If you have any desire to understand Irish history – especially the juicy bits about resistance to English rule – then a visit to this former prison is an absolute must. This threatening grey building, built between 1792 and 1795, has played a role in virtually every act of Ireland’s painful path to independence.
The uprisings of 1798, 1803, 1848, 1867 and 1916 ended with the leaders’ confinement here. Robert Emmet, Thomas Francis Meagher, Charles Stewart Parnell and the 1916 Easter Rising leaders were all visitors, but it was the executions in 1916 that most deeply etched the jail’s name into the Irish consciousness. Of the 15 executions that took place between 3 May and 12 May after the revolt, 14 were conducted here. As a finale, prisoners from the Civil War were held here from 1922. The jail closed in 1924.

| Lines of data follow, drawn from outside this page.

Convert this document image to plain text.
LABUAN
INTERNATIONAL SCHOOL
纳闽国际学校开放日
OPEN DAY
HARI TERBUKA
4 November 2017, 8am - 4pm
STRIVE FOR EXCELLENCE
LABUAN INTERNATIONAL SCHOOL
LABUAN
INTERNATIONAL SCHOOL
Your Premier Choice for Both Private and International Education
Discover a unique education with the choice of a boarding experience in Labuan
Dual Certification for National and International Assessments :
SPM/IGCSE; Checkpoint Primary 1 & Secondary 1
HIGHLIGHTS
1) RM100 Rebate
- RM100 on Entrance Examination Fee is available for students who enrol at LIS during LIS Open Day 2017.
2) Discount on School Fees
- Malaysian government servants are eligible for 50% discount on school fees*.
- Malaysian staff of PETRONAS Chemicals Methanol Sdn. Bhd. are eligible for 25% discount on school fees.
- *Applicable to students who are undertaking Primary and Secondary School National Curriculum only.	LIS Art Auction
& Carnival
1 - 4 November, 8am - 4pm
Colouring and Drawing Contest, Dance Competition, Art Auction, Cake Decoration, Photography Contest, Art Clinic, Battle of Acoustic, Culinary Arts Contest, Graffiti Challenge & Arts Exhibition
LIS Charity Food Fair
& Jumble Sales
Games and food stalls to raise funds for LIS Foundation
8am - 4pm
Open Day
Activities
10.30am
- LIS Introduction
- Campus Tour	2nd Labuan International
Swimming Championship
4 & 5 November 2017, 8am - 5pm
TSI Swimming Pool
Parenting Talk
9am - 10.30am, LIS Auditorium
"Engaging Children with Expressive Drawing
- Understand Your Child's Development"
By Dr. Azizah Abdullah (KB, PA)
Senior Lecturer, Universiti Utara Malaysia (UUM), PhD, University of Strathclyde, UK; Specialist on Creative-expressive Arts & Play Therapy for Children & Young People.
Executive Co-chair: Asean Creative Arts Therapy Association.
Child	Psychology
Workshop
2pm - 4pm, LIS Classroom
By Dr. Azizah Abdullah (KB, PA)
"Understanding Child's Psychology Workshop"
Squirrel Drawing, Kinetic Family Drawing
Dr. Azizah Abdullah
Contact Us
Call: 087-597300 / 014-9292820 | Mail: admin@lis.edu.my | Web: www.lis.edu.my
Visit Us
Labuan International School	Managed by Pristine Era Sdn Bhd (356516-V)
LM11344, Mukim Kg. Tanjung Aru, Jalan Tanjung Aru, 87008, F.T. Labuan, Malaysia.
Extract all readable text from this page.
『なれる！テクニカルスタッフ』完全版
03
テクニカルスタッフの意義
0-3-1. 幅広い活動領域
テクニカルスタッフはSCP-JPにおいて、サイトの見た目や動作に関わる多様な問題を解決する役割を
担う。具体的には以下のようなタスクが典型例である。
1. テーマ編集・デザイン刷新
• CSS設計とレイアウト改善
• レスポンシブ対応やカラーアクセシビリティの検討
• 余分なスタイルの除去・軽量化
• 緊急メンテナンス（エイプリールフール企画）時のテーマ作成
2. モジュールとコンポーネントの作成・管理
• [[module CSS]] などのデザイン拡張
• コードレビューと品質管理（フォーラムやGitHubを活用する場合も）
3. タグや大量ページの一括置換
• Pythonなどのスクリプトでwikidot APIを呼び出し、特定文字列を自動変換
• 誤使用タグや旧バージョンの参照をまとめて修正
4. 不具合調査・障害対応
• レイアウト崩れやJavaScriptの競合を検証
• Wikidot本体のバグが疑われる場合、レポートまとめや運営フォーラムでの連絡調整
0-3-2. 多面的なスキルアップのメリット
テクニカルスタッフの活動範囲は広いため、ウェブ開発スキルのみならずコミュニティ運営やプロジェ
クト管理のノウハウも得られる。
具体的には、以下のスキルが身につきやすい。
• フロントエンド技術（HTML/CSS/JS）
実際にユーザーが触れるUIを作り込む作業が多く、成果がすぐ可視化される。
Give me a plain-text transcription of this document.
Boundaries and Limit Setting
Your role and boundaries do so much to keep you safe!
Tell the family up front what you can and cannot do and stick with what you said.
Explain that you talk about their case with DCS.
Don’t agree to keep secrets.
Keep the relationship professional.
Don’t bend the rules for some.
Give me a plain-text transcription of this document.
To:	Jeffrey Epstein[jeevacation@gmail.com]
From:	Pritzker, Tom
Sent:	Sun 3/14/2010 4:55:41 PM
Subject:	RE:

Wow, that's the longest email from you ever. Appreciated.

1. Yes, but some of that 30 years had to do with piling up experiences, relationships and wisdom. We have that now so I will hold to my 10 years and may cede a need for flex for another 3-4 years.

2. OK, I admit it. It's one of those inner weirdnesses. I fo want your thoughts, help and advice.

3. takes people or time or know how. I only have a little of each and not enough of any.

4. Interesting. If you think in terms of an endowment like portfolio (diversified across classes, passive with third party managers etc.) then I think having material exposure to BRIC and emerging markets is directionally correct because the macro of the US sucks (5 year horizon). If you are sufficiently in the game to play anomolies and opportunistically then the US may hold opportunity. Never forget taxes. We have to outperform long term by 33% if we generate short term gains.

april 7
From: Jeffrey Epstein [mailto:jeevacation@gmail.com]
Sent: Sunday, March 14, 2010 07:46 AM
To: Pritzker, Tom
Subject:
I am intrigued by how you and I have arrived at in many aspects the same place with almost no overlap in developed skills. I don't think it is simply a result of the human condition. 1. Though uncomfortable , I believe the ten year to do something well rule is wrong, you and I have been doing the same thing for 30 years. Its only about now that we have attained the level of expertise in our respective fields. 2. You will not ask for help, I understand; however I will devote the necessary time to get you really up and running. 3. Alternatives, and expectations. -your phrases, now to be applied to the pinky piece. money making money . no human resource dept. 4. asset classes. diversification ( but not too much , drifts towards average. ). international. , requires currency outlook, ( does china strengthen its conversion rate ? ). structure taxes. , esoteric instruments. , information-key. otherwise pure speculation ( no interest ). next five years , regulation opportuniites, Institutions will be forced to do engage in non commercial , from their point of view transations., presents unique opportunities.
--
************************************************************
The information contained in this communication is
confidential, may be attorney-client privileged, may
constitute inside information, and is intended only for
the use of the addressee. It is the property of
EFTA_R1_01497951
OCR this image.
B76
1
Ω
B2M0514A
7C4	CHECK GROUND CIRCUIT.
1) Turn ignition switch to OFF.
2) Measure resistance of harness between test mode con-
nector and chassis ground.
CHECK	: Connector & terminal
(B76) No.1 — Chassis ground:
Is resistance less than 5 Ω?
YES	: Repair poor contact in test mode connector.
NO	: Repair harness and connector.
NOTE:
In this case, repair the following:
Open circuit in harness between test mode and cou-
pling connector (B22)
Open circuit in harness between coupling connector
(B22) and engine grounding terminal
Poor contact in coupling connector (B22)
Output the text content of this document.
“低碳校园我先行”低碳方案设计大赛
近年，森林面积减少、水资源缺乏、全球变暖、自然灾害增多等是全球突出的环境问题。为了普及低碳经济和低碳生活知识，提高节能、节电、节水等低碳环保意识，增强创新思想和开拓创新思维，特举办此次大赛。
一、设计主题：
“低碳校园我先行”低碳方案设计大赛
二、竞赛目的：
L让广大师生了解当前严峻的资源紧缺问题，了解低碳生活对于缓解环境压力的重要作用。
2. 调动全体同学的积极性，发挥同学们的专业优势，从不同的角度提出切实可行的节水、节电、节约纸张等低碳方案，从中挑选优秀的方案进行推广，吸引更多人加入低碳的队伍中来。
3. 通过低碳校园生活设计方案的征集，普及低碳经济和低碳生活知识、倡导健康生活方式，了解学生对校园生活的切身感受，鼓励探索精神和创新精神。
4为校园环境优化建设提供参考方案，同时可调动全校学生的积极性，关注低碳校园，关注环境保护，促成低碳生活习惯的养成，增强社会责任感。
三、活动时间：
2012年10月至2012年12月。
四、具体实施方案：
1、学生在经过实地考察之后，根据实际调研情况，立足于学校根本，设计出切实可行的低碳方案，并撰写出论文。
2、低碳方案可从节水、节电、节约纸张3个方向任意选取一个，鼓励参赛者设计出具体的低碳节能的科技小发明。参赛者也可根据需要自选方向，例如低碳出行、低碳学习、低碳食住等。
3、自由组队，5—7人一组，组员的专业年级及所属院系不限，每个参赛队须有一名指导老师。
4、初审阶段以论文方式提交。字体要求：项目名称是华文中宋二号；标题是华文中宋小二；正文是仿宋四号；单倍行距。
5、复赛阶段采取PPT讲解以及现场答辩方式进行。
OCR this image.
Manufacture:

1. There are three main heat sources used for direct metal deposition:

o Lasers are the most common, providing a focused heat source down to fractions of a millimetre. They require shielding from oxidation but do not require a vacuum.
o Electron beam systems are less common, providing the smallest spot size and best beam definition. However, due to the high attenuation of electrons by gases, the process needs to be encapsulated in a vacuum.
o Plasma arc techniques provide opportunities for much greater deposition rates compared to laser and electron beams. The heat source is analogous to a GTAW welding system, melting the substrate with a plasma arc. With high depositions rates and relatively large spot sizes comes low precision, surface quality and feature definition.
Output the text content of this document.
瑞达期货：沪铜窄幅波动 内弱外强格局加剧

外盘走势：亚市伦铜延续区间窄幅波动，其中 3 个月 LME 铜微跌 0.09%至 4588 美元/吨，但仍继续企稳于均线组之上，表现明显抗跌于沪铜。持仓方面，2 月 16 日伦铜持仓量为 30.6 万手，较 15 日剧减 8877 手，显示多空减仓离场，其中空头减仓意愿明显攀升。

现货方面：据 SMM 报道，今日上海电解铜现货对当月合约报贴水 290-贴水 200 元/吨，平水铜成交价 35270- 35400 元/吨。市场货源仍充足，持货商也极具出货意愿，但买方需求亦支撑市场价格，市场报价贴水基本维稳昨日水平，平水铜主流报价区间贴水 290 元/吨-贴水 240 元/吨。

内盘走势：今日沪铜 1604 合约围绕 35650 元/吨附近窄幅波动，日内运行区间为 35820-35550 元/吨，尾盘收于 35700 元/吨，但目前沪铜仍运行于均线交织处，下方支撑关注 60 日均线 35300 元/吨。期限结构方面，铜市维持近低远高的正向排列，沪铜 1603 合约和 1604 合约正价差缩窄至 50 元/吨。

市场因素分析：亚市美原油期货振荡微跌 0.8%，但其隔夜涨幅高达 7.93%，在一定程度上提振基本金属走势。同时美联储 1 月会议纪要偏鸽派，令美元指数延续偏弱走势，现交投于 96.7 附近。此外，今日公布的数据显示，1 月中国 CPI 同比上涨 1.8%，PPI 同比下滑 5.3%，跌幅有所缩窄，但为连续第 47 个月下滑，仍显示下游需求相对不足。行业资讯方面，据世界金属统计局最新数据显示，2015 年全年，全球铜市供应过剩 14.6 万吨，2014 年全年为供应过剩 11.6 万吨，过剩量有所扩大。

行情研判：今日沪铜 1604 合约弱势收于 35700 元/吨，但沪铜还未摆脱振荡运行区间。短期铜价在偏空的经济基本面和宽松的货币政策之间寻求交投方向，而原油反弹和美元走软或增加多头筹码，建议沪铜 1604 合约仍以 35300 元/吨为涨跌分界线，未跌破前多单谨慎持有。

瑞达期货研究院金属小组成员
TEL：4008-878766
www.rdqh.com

Ancient Christian and Neolithic Sites very close to Dublin
Glendalough stands for the ‘glen of the two lakes’. The ancient monastic settlement of Glendalough is a truly spellbinding place, home to the impressive 10th-century Round Tower.
Take the scenic route out of Dublin, passing through the Wicklow Gap and Blessington Lakes to lovely Glendalough and the pretty village of Avoca. This scenic day trip is the perfect excursion from Dublin, filled with picture-postcard views of Ireland at its best.
The BBC series Ballykissangel was filmed in the lovely village of Avoca, and you will have time to check out the familiar sites such as Fitzgerald’s pub and the Post Office. You’ll also have time to visit the Avoca Handweavers and craft shop, reputed to be the oldest weaving mill in Ireland.
A thousand years older than Stonehenge, the extensive Neolithic necropolis known as Brú na Boinne (the Boyne Palace) is simply breathtaking, even if at first glance it just looks like a handful of raised mounds in the fecund fields of County Meath.
The largest artificial structures in Ireland until the construction of the Anglo-Norman castles 4000 years later, the necropolis was built to house VIP corpses.
Only two of the passage graves are open to visitors (Newgrange and Knowth) and they can only be visited as part of a carefully controlled organised tour departing from the Brú na Bóinne Visitor Centre.